The Vermont Federation of Nurses and Health Professionals, which represents more than 2,400 nursing and allied health providers at the hospital, said the proposed expansion is concerning, since hospital leaders have been “unwilling or unable to ensure adequate safe staffing for existing operations,” union President Deb Snell wrote in a Sept. 10 letter to the Green Mountain Care Board.
Snell pointed out that almost 30% of the jobs at the hospital remain unfilled, and union members worry an expansion of surgical capacity would worsen those challenges.
The hospital in Burlington has long struggled with staffing challenges, but pandemic-related pressures have made the problem worse. Across-the-board vacancies have caused a backlog in imaging, elective surgeries and specialist appointments. Those delays in service prompted the state government to investigate the backlog.
In its ruling Sept. 20, the Green Mountain Care Board acknowledged the hospital’s staffing challenges and said leaders must outline their plans for bringing on additional personnel. The board also said leadership has to consult the nurses’ union in the process.

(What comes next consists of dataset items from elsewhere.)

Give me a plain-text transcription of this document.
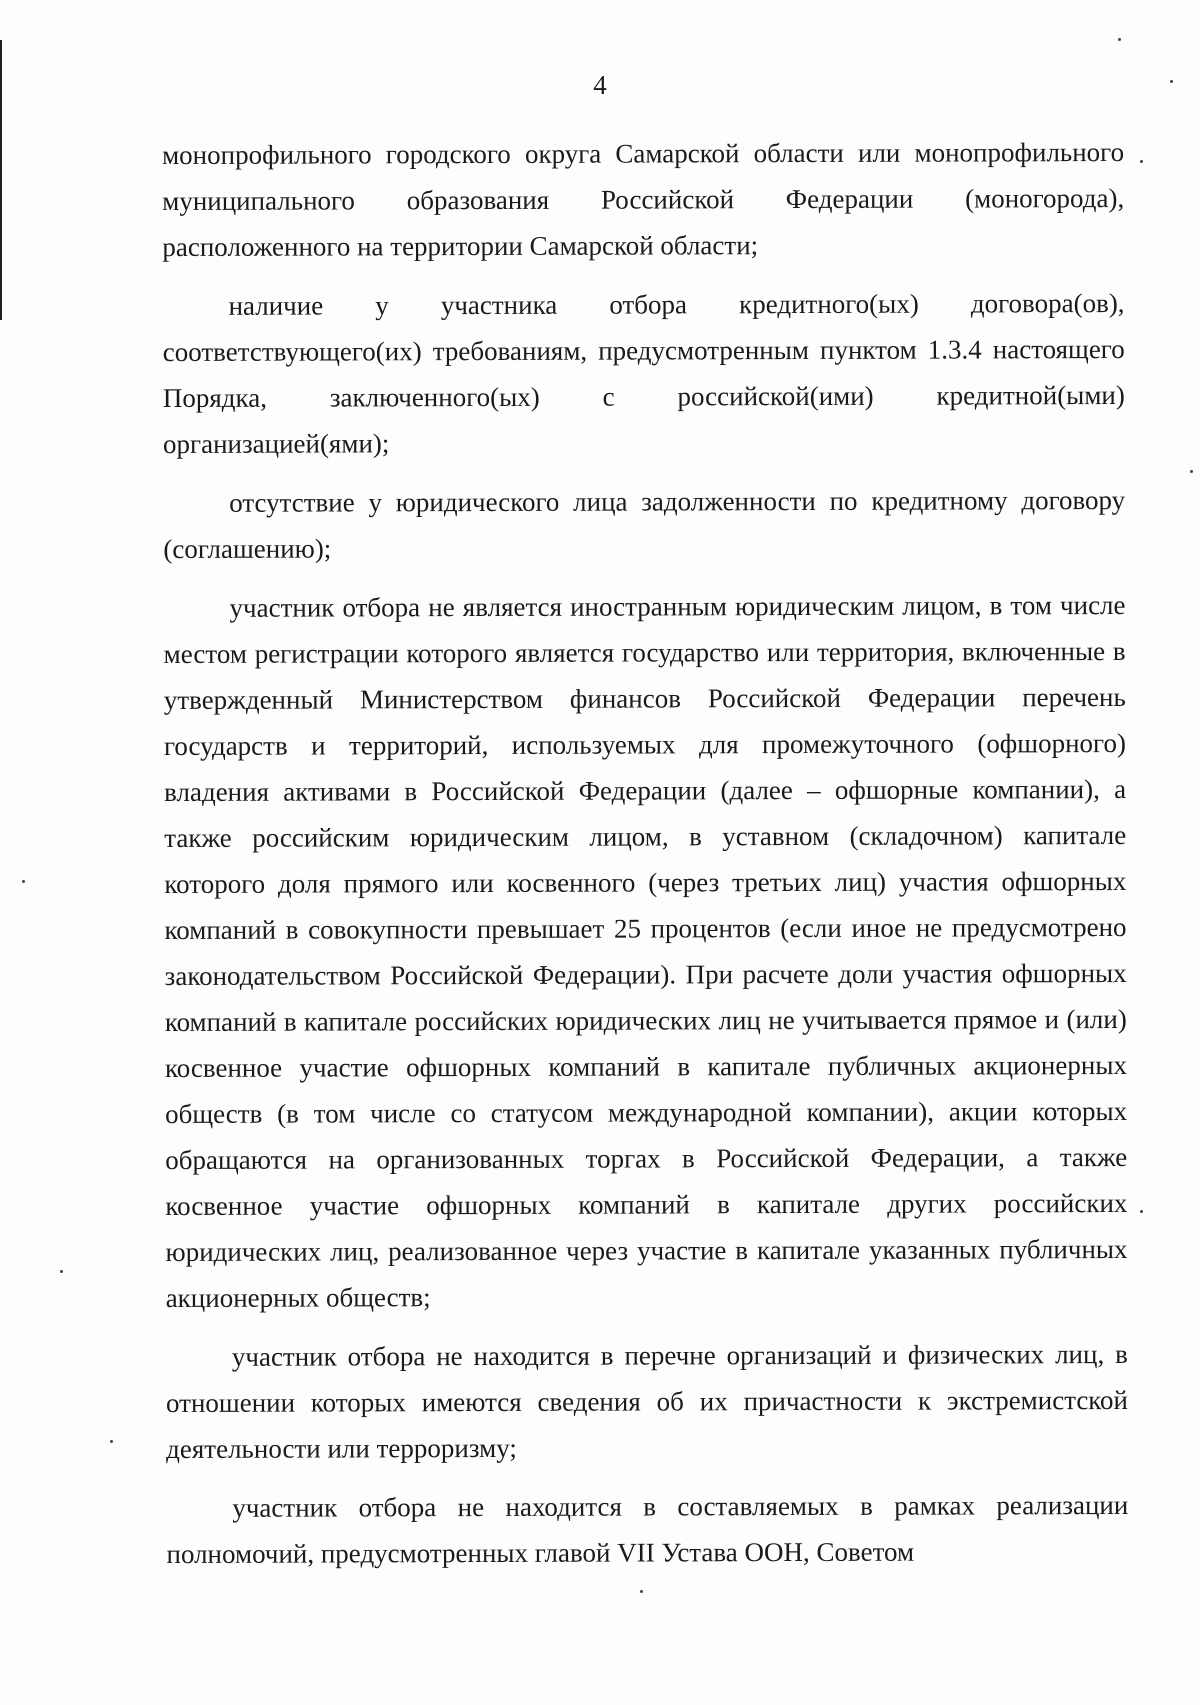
4

монопрофильного городского округа Самарской области или монопрофильного муниципального образования Российской Федерации (моногорода), расположенного на территории Самарской области;

наличие у участника отбора кредитного(ых) договора(ов), соответствующего(их) требованиям, предусмотренным пунктом 1.3.4 настоящего Порядка, заключенного(ых) с российской(ими) кредитной(ыми) организацией(ями);

отсутствие у юридического лица задолженности по кредитному договору (соглашению);

участник отбора не является иностранным юридическим лицом, в том числе местом регистрации которого является государство или территория, включенные в утвержденный Министерством финансов Российской Федерации перечень государств и территорий, используемых для промежуточного (офшорного) владения активами в Российской Федерации (далее – офшорные компании), а также российским юридическим лицом, в уставном (складочном) капитале которого доля прямого или косвенного (через третьих лиц) участия офшорных компаний в совокупности превышает 25 процентов (если иное не предусмотрено законодательством Российской Федерации). При расчете доли участия офшорных компаний в капитале российских юридических лиц не учитывается прямое и (или) косвенное участие офшорных компаний в капитале публичных акционерных обществ (в том числе со статусом международной компании), акции которых обращаются на организованных торгах в Российской Федерации, а также косвенное участие офшорных компаний в капитале других российских юридических лиц, реализованное через участие в капитале указанных публичных акционерных обществ;

участник отбора не находится в перечне организаций и физических лиц, в отношении которых имеются сведения об их причастности к экстремистской деятельности или терроризму;

участник отбора не находится в составляемых в рамках реализации полномочий, предусмотренных главой VII Устава ООН, Советом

Leffler, the medical center’s president and CEO, asked the care board to fast-track the health system’s $5 million project plan. The board granted the hospital’s request without a public hearing.
“We could have dragged it out several months,” Green Mountain Care Board Chair Kevin Mullin said Wednesday, but “if we dragged it out, you’d be asking me, ‘Why aren’t you doing something to have surgeries in the Chittenden County area?’”
Leffler agreed.
“There’ll be many, many opportunities for the public, for our staff and employees,” he said. “Anyone else is interested to go to public hearings and hear our thoughts and hear our answers, and we look forward to being fully transparent on this.”
Correction: Following publication of this story, a UVM Medical Center spokesperson said that Dr. Leffler misspoke when describing the expected completion date of the Fanny Allen campus renovations. The outpatient surgery center may not reopen until next year.